More than two dozen suicide attacks in recent months have fueled Afghan suspicions that al-Qaida and Taliban militants are using Pakistan as base for launching terror strikes in Afghanistan.

The director of the Defense Intelligence Agency, Lt. Gen. Michael D. Maples, told a Senate Armed Services Committee hearing earlier this week that the insurgency was still growing and posed a greater threat to Afghanistan’s central government “than at any point since late 2001.”

Thriving drug trade

Despite progress on the political front, attacks within Afghanistan were up 20 percent in 2005 from the year before, Maples said. Meanwhile, a thriving narcotics trade is corroding government institutions and helping “the insurgency to operate in regions of southern and northeastern Afghanistan,” he said.

A State Department report issued Wednesday said drug trafficking “threatens regional stability” as well as the overall economy. It said production and trafficking of opium – the main ingredient of heroin – accounts for a full third of Afghanistan’s economy.

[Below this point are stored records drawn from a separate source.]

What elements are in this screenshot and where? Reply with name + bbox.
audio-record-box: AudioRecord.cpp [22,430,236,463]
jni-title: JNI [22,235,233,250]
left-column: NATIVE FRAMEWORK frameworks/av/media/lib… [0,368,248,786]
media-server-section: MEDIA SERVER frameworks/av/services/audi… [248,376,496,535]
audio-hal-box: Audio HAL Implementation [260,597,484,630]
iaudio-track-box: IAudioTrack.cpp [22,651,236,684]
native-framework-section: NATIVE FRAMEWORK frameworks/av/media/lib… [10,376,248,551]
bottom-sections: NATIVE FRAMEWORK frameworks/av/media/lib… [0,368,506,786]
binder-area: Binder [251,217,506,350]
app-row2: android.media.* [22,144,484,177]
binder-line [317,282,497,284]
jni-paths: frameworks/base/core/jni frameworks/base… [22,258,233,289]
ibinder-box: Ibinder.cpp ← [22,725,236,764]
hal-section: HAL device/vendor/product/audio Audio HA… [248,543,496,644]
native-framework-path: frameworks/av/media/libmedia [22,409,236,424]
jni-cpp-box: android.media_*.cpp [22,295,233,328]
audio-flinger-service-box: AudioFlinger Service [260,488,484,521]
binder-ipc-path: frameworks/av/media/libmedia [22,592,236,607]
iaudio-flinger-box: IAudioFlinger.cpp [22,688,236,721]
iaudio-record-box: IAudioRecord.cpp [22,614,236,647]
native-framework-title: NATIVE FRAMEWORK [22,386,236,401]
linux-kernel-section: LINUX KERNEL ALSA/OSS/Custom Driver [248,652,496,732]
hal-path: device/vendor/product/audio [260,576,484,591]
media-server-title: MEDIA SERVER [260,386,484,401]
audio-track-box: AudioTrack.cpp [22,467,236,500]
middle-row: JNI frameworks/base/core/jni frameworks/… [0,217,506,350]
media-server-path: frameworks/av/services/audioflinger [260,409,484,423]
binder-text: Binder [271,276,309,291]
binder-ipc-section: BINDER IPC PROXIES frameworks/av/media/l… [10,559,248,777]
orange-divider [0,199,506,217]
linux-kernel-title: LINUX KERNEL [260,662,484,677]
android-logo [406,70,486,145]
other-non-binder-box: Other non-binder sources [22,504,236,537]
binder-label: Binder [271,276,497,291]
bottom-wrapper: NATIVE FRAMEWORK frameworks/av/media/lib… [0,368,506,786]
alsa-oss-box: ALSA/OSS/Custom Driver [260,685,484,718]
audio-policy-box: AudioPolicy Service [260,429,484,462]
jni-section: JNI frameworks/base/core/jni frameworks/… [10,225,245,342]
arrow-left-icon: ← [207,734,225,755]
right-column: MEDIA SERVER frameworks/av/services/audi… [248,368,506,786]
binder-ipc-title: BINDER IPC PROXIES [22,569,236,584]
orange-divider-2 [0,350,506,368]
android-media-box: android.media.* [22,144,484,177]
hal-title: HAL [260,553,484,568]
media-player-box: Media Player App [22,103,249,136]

Long after a U.S.-led led military invasion overthrew the Taliban government for failing to surrender bin Laden, both bin Laden and former Taliban supreme ruler Mullah Mohammed Omar remain free. From time to time, bin Laden has taunted Bush and threatened America and its allies with taped messages.

In the most recent audio tape, broadcast Jan. 19 on the Al-Jazeera satellite channel, bin Laden vowed never to be captured alive and said the U.S. military had become as “barbaric” as Saddam Hussein. He offered the United States a long-term truce but also said his al-Qaida terror network would soon launch a fresh attack on American soil.

“I don’t think we’ll catch bin Laden anytime soon,” said Michael O’Hanlon, a foreign policy analyst at the Brookings Institution. “If we did, it would be great. But he’s likely to be in a part of Pakistan where government resources are quite limited, for both the U.S. and for Pakistan.”

“There’s at least a decent chance we’ll never catch him,” O’Hanlon said.

Bush, who seldom mentions bin Laden by name, mentioned him five times at Wednesday’s news conference in Kabul.

And the subject seems sure to come up again later this week when Bush meets in Islamabad with Pakistani President Gen. Pervez Musharraf.